On 02/18/2013 11:06 PM, Nico Kadel-Garcia wrote:
IDE drives used to  be listed as "/dev/ide0, /dev/ide1, etc." in
deterministic fashion, but that got tossed out when they started
labeling all drives as /dev/sda to gove access to special SCSI
compatible commands.....

Aka 'the libata takeover'. It does make all drives pretty much consistent. There are still a few older controllers that behave better with the old IDE drivers than with libata; old Intel P4 chipsets in particular.

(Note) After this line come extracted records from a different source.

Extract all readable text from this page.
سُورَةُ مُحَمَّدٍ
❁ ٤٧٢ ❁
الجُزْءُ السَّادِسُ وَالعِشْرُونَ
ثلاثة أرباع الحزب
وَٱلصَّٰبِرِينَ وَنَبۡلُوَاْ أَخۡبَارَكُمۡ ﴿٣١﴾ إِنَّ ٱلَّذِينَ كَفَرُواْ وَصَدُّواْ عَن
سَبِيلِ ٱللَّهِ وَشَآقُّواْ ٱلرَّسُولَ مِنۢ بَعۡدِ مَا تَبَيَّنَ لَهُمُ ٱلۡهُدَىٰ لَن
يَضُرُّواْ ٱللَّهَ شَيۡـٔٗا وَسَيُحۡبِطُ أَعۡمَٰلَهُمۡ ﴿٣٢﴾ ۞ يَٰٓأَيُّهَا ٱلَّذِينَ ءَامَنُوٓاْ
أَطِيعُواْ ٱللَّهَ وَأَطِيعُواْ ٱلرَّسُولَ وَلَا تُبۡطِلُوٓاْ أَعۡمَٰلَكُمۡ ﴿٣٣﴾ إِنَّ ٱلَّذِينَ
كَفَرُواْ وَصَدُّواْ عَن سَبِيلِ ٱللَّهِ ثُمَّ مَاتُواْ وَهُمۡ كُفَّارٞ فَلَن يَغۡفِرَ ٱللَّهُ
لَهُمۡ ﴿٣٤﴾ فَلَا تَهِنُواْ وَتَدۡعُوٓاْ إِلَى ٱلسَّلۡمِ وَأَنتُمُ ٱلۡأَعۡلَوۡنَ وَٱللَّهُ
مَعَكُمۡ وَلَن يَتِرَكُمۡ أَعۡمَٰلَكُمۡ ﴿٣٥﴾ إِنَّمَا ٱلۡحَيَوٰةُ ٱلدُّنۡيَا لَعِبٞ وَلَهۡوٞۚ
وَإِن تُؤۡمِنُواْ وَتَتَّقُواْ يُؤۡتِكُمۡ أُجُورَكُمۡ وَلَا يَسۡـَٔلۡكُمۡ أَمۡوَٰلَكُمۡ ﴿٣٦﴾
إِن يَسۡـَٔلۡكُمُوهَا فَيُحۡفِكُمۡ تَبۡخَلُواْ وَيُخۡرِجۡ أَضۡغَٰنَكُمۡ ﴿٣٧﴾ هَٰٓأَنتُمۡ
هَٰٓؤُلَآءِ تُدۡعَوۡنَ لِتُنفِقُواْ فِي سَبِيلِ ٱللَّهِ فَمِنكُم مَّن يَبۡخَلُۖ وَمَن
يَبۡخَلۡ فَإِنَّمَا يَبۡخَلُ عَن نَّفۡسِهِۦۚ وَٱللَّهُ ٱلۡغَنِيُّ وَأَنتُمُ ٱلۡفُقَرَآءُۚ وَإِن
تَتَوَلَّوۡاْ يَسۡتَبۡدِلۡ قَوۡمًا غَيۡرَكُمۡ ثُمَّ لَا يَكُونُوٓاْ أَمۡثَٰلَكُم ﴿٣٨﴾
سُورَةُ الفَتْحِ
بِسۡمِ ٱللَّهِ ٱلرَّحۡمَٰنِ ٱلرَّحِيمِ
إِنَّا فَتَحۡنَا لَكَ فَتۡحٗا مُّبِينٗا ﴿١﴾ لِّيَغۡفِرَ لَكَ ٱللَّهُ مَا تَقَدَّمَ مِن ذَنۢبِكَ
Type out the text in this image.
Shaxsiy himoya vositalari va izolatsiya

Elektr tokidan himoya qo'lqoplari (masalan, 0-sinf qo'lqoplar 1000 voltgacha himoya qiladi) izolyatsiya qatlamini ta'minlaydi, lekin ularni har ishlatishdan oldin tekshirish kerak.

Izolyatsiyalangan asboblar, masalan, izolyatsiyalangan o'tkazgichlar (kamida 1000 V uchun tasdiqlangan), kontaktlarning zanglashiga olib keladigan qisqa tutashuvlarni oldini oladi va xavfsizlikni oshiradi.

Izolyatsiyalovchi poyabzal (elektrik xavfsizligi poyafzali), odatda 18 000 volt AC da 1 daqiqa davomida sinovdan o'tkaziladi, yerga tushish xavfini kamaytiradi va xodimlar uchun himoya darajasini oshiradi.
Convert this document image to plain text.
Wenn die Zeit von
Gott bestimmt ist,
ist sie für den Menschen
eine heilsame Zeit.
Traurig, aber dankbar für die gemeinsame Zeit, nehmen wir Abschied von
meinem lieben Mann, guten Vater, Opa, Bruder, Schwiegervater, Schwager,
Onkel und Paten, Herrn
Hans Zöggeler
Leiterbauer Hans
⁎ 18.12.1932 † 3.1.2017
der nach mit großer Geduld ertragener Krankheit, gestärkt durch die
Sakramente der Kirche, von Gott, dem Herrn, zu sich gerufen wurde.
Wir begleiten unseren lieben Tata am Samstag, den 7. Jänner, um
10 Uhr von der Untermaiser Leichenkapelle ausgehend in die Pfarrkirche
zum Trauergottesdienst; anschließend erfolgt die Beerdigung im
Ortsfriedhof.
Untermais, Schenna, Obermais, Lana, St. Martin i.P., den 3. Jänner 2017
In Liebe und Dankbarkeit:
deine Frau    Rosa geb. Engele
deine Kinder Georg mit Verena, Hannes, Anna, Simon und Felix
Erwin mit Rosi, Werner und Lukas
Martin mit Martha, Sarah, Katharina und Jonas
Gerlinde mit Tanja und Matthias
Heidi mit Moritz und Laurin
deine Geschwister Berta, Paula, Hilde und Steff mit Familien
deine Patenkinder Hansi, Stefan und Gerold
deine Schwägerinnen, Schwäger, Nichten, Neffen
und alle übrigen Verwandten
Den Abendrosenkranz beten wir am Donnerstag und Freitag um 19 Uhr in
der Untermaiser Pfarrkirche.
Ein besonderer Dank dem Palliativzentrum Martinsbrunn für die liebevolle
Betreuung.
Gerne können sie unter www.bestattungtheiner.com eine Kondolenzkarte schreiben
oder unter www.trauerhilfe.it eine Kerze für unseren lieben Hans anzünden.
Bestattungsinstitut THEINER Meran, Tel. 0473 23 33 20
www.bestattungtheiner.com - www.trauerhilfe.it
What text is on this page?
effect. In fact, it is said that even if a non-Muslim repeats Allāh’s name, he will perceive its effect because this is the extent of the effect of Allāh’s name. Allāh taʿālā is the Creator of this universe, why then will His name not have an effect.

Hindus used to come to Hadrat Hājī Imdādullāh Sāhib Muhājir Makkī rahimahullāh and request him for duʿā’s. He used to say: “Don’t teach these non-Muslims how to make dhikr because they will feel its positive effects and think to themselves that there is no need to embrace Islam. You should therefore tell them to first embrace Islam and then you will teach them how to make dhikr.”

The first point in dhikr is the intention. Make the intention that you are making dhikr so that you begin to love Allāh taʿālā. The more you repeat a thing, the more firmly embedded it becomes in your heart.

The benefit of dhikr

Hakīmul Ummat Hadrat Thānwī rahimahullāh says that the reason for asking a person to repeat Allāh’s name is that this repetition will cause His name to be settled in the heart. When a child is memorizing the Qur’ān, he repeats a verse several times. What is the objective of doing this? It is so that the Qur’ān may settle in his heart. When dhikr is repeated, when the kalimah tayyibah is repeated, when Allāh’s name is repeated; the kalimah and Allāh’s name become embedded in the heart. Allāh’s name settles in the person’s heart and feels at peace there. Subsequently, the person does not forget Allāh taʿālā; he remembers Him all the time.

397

The result is that it's guesswork. This is why our favorite upstream
vendor tried for a while to use "LABEL=" settings to identify
particular partitions, instead of trying to deduce what would be
detected where.


This is partially due in EL6 to the use of dracut and it's new initrd udev-ish system. I have one RHEL 6 box that is hooked to a pretty good-sized array on fibre-channel; it's fully HA, so there are four paths to any given LUN. My boot device, a 3Ware 9500-series SATA RAID card, ends up with a device name for it's first logical disk anywhere between /dev/sda and /dev/sdah; it's been /dev/sdu, /dev/sds, /dev/sdt, /dev/sdz, /dev/sdab, and pretty much everything in between, and it will vary from one boot to the next; it's at /dev/sdad right now. But I have the 3ware card, an on-motherboard U320 SCSI controller, a four-port Silicon Image SATA card, and a dual-port FC card hooked to the SAN.